After a 2012 trial, a jury found in favor of the claimants and against the policyholder awarding over $5.3 million dollars in damages. The policyholders’ estate then sued First Acceptance claiming that First Acceptance’s failure to settle the claims within the policy limits led to the excess judgment. The trial court granted summary judgment to First Acceptance only to have the Georgia Court of Appeals reverse the grant of summary judgment on the failure-to-settle claim.
The Georgia Supreme Court then granted the insurer’s petition for certiorari. First Acceptance argued that an insurance carrier’s duty to settle is not triggered until an injured claimant has made a valid settlement offer. The estate argued that the duty to settle is not dependent on specific language in a letter, rather the duty arises when “an ordinarily prudent insurer, giving its insured’s interests equal consideration to its own interest, would settle.”

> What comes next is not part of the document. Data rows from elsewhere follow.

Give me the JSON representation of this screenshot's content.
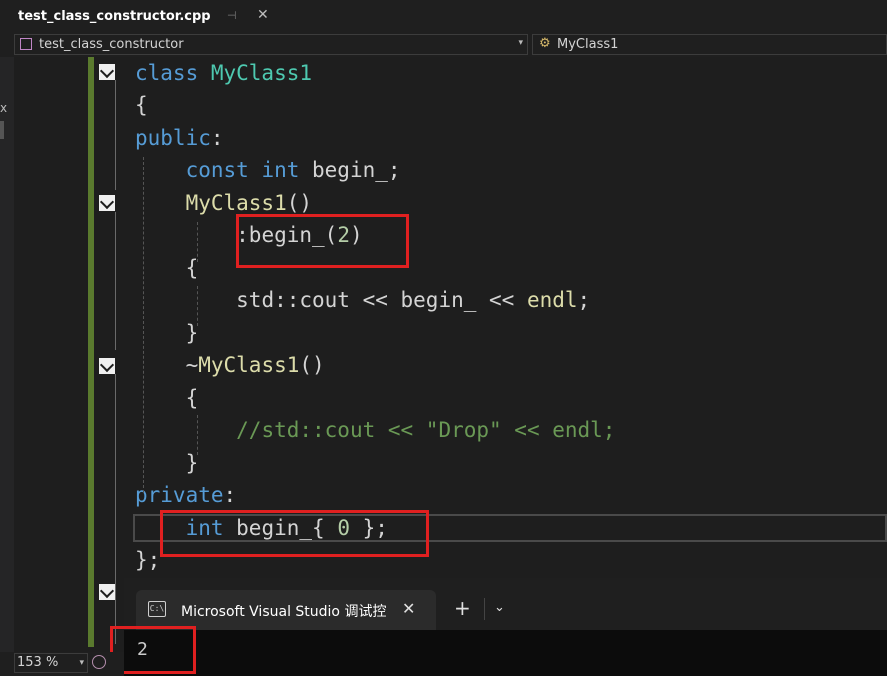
{
  "tab": {
    "title": "test_class_constructor.cpp",
    "pin_glyph": "⊣",
    "close_glyph": "✕"
  },
  "nav": {
    "project": "test_class_constructor",
    "member": "MyClass1"
  },
  "code_lines": [
    {
      "tokens": [
        {
          "t": "class ",
          "c": "kw"
        },
        {
          "t": "MyClass1",
          "c": "ty"
        }
      ]
    },
    {
      "tokens": [
        {
          "t": "{",
          "c": "br"
        }
      ]
    },
    {
      "tokens": [
        {
          "t": "public",
          "c": "kw"
        },
        {
          "t": ":",
          "c": "pl"
        }
      ]
    },
    {
      "tokens": [
        {
          "t": "    "
        },
        {
          "t": "const ",
          "c": "kw"
        },
        {
          "t": "int ",
          "c": "kw"
        },
        {
          "t": "begin_;",
          "c": "pl"
        }
      ]
    },
    {
      "tokens": [
        {
          "t": "    "
        },
        {
          "t": "MyClass1",
          "c": "fn"
        },
        {
          "t": "()",
          "c": "pl"
        }
      ]
    },
    {
      "tokens": [
        {
          "t": "        "
        },
        {
          "t": ":begin_(",
          "c": "pl"
        },
        {
          "t": "2",
          "c": "num"
        },
        {
          "t": ")",
          "c": "pl"
        }
      ]
    },
    {
      "tokens": [
        {
          "t": "    "
        },
        {
          "t": "{",
          "c": "br"
        }
      ]
    },
    {
      "tokens": [
        {
          "t": "        "
        },
        {
          "t": "std::cout << begin_ << ",
          "c": "pl"
        },
        {
          "t": "endl",
          "c": "fn"
        },
        {
          "t": ";",
          "c": "pl"
        }
      ]
    },
    {
      "tokens": [
        {
          "t": "    "
        },
        {
          "t": "}",
          "c": "br"
        }
      ]
    },
    {
      "tokens": [
        {
          "t": "    "
        },
        {
          "t": "~",
          "c": "pl"
        },
        {
          "t": "MyClass1",
          "c": "fn"
        },
        {
          "t": "()",
          "c": "pl"
        }
      ]
    },
    {
      "tokens": [
        {
          "t": "    "
        },
        {
          "t": "{",
          "c": "br"
        }
      ]
    },
    {
      "tokens": [
        {
          "t": "        "
        },
        {
          "t": "//std::cout << \"Drop\" << endl;",
          "c": "cm"
        }
      ]
    },
    {
      "tokens": [
        {
          "t": "    "
        },
        {
          "t": "}",
          "c": "br"
        }
      ]
    },
    {
      "tokens": [
        {
          "t": "private",
          "c": "kw"
        },
        {
          "t": ":",
          "c": "pl"
        }
      ]
    },
    {
      "tokens": [
        {
          "t": "    "
        },
        {
          "t": "int ",
          "c": "kw"
        },
        {
          "t": "begin_{ ",
          "c": "pl"
        },
        {
          "t": "0",
          "c": "num"
        },
        {
          "t": " };",
          "c": "pl"
        }
      ]
    },
    {
      "tokens": [
        {
          "t": "};",
          "c": "pl"
        }
      ]
    }
  ],
  "terminal": {
    "icon_text": "C:\\",
    "title": "Microsoft Visual Studio 调试控",
    "close_glyph": "✕",
    "new_tab_glyph": "+",
    "dropdown_glyph": "⌄",
    "output": "2"
  },
  "status": {
    "zoom": "153 %"
  },
  "colors": {
    "keyword": "#569cd6",
    "type": "#4ec9b0",
    "function": "#dcdcaa",
    "number": "#b5cea8",
    "comment": "#6a9955",
    "highlight": "#e02020"
  }
}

The Georgia Supreme Court agreed with First Acceptance in its unanimous decision, stating that an insurer’s duty to settle is not triggered until an injured claimant has made a valid settlement offer. It found that, when considering the two letters sent to First Acceptance on June 2, 2009 as a whole, they did not include a 30-day deadline for acceptance. Instead, the Court viewed the offer to settle for policy limits as an alternative to claimants’ participation in the proposed global settlement conference. Without a clear deadline, First Acceptance could not have reasonably known it needed to respond within a certain time or risk that its insured would be subject to a judgment in excess of the policy limits. Thus, the Court held First Acceptance did not act negligently or in bad faith when it failed to settle the claims within policy limits.
Georgia’s high court also addressed the estate’s argument that First Acceptance knew or should have known that the minor daughter’s injuries were the most severe, and therefore, it should have settled her claim first. The Georgia Supreme Court disagreed with this position, finding that there was no precedent requiring that an insurer settle part of multiple claims. Instead, it found that a settlement of multiple claims including the minor’s claim was in the insured’s best interest as such a settlement would reduce the overall risk of excess exposure.
Ultimately, First Acceptance dodged a $5.3 million dollar bullet with Georgia’s highest court concluding that First Acceptance was entitled to summary judgment and reinstating the trial court’s ruling. This case serves as an important reminder to be cognizant of language in correspondence from injured parties that could be considered to be a valid settlement offer and to diligently calendar response dates and timely respond to such offers.